Dans son article intitulé Russia Hysteria Infects WashPost Again : False Story About Hacking U.S. Electric Grid[10] (« L’hystérie à propos de la Russie infecte à nouveau le Washington Post : une fausse histoire au sujet du piratage du réseau électrique américain »), Glenn Greenwald reprend les propos du consultant en cybersécurité Jeffrey Carr : « prétendre qu’un virus qui a été fabriqué par les Russes est nécessairement utilisé par les Russes est aussi irrationnel que de trouver une Kalashnikov sur une scène de crime et de prétendre que l’assassin est forcément russe ».

 Il n’y a pas que les médias qui ont été contaminés par l’hystérie anti-russe. L’histoire du piratage du réseau électrique publiée par le Washington Post aura fourni à certains politiciens locaux l’occasion de se ridiculiser. Ainsi, le gouverneur démocrate du Vermont, Peter Schumlin, a fait paraître le communiqué suivant :

« Nous avons été en contact avec le gouvernement fédéral, les officiers de l’état et les services publics du Vermont tout au long de cette affaire. Les Vermontois et les Américains devraient tous être inquiets et indignés que l’un des leaders voyous de ce monde, Vladimir Poutine, ait tenté de pirater notre réseau électrique, sur lequel nous comptons pour assurer notre qualité de vie, notre économie, notre santé et notre sécurité. Cet épisode devrait souligner l’urgent besoin pour notre gouvernement fédéral de poursuivre vigoureusement et de mettre fin à ce genre d’ingérence russe. Je demande au gouvernement fédéral de mener une enquête pleine et entière sur cet incident et de prendre les moyens pour que ça ne se reproduise plus jamais »[11].
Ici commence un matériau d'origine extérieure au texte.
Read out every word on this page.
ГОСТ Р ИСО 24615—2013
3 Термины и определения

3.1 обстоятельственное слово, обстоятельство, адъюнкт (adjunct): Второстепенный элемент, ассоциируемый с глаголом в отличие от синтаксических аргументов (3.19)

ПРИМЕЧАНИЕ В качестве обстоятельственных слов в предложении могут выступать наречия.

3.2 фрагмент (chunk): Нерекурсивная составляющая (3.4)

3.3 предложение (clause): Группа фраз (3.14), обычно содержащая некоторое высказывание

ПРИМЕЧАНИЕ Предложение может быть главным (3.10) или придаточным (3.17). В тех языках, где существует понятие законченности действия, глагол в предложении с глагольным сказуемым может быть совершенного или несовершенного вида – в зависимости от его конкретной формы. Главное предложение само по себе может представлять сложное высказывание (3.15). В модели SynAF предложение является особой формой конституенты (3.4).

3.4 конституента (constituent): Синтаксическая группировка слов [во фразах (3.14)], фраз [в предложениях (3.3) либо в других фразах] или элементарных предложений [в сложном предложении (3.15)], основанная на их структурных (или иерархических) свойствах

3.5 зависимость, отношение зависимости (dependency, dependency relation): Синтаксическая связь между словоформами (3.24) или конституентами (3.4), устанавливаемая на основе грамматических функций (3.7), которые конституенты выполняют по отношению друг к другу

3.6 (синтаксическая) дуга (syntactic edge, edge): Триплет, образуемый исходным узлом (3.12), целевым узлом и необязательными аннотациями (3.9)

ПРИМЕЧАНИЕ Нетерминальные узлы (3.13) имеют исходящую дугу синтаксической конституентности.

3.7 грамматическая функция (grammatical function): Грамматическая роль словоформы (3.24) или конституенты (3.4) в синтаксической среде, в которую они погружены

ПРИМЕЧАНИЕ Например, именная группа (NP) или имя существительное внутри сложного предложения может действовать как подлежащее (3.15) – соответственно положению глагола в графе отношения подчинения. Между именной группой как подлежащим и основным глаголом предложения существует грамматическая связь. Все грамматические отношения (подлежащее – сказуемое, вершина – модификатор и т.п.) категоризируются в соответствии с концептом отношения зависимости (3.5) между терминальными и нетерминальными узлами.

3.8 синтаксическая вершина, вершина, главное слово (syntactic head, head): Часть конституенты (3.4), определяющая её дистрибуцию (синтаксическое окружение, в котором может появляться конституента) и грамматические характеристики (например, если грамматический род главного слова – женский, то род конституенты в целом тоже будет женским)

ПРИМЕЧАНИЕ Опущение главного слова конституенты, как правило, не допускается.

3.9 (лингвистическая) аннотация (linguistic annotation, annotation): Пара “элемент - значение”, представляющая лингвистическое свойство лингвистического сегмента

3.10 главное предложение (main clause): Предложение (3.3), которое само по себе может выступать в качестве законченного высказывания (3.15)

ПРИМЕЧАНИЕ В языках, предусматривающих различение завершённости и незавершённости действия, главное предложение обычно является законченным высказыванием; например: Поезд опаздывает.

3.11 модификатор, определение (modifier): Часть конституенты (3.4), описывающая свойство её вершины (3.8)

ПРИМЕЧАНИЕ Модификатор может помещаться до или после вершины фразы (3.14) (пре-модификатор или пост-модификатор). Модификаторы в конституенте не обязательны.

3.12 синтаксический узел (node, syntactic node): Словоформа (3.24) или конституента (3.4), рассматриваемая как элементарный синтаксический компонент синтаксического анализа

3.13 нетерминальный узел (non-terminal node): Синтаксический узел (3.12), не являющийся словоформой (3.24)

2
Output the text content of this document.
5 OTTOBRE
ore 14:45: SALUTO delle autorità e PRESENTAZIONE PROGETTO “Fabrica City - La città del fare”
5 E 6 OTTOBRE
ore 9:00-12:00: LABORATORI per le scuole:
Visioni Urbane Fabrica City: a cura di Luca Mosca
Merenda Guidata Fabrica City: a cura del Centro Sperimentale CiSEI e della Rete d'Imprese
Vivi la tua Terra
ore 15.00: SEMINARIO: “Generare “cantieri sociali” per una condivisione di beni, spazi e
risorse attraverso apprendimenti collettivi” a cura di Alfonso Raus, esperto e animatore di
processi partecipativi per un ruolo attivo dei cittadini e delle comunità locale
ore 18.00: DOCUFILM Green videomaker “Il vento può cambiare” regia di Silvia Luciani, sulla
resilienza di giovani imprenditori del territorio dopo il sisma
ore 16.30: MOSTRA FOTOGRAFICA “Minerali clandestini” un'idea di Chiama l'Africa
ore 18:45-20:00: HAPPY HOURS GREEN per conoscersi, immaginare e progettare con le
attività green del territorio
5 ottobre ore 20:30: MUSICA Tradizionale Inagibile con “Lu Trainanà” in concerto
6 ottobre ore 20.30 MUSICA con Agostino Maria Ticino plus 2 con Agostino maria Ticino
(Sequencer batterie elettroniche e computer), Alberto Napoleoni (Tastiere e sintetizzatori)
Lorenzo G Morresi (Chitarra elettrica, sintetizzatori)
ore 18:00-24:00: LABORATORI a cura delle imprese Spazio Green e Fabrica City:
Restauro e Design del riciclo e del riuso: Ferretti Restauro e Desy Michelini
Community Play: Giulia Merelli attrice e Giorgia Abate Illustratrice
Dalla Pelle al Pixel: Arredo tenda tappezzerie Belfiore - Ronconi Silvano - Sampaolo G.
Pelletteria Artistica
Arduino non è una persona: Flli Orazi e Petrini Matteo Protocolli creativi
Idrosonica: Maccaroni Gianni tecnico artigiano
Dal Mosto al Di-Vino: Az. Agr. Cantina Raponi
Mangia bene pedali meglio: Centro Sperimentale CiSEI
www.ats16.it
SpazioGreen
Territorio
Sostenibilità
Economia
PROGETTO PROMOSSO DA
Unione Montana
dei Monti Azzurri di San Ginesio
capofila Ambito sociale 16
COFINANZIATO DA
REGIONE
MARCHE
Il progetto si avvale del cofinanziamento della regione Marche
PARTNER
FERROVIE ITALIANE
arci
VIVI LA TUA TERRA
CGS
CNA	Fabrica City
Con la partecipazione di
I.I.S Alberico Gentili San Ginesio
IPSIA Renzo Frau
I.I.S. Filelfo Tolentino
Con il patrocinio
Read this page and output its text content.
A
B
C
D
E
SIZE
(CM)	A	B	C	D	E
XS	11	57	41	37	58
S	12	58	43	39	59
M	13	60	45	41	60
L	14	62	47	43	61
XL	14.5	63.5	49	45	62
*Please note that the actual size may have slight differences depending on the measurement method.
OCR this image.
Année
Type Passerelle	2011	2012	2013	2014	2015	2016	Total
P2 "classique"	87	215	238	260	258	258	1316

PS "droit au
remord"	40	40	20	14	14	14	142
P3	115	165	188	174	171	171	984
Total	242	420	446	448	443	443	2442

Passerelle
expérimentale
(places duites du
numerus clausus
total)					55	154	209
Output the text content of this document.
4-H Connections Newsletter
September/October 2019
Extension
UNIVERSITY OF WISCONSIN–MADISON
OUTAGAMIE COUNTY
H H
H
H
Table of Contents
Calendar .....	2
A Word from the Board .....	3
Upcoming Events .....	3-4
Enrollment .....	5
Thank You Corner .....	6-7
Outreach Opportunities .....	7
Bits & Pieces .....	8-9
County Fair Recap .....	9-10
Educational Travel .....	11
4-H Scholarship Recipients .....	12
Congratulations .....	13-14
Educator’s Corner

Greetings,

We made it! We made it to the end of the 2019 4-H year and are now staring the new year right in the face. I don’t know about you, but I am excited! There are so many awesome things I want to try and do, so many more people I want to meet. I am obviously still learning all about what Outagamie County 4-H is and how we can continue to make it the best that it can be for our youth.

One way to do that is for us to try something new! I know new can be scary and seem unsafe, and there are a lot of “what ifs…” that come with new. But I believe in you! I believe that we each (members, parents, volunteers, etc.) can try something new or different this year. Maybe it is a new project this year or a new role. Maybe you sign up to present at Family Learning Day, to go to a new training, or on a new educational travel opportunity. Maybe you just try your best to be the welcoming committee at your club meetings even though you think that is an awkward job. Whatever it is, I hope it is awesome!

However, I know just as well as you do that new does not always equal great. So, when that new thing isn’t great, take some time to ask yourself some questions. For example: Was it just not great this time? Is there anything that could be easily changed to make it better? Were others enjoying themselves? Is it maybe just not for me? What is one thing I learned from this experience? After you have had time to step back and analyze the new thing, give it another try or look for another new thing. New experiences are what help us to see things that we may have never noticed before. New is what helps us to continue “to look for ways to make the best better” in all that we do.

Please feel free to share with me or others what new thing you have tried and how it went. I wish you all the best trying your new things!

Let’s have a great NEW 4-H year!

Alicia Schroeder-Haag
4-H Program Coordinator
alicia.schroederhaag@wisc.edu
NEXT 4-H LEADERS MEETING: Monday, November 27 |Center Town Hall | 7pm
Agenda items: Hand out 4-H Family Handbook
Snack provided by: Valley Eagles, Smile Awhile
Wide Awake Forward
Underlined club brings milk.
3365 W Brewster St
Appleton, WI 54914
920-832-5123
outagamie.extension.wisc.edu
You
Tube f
La « post-vérité » du Guardian

The Guardian’s Summary of Julian Assange’s Interview Went Viral and Was Completely False[12] (« Le résumé de l’entrevue de Julian Assange par The Guardian s’est propagé comme un virus, mais il était complètement faux »), voilà un autre article de Glenn Greenwald qui dénonce une publication erronée. Cette fois c’est le vénérable quotidien d’information britannique The Guardian qui en fait les frais. Sous le titre Julian Assange gives guarded praise of Trump and blasts Clinton in interview[13] (« Julian Assange fait l’éloge de Trump et tire à boulet rouge sur Clinton dans un entrevue »), The Guardian cite au moins deux extraits mensongers de l’entrevue que le fondateur de WikiLeaks a accordé à la journaliste Stefania Maurizi du quotidien italien La Repubblica. Cette dernière est allée rencontrer Assange à l’ambassade de l’Équateur à Londres et son journal en a mis le verbatim en ligne[14], ce qui a permis de comparer facilement les vraies déclarations d’Assange avec celles publiées par The Guardian. Madame Maurizi s’est dit « furieuse de voir à quel point son entrevue avec Julian Assange a été déformée et instrumentalisée ».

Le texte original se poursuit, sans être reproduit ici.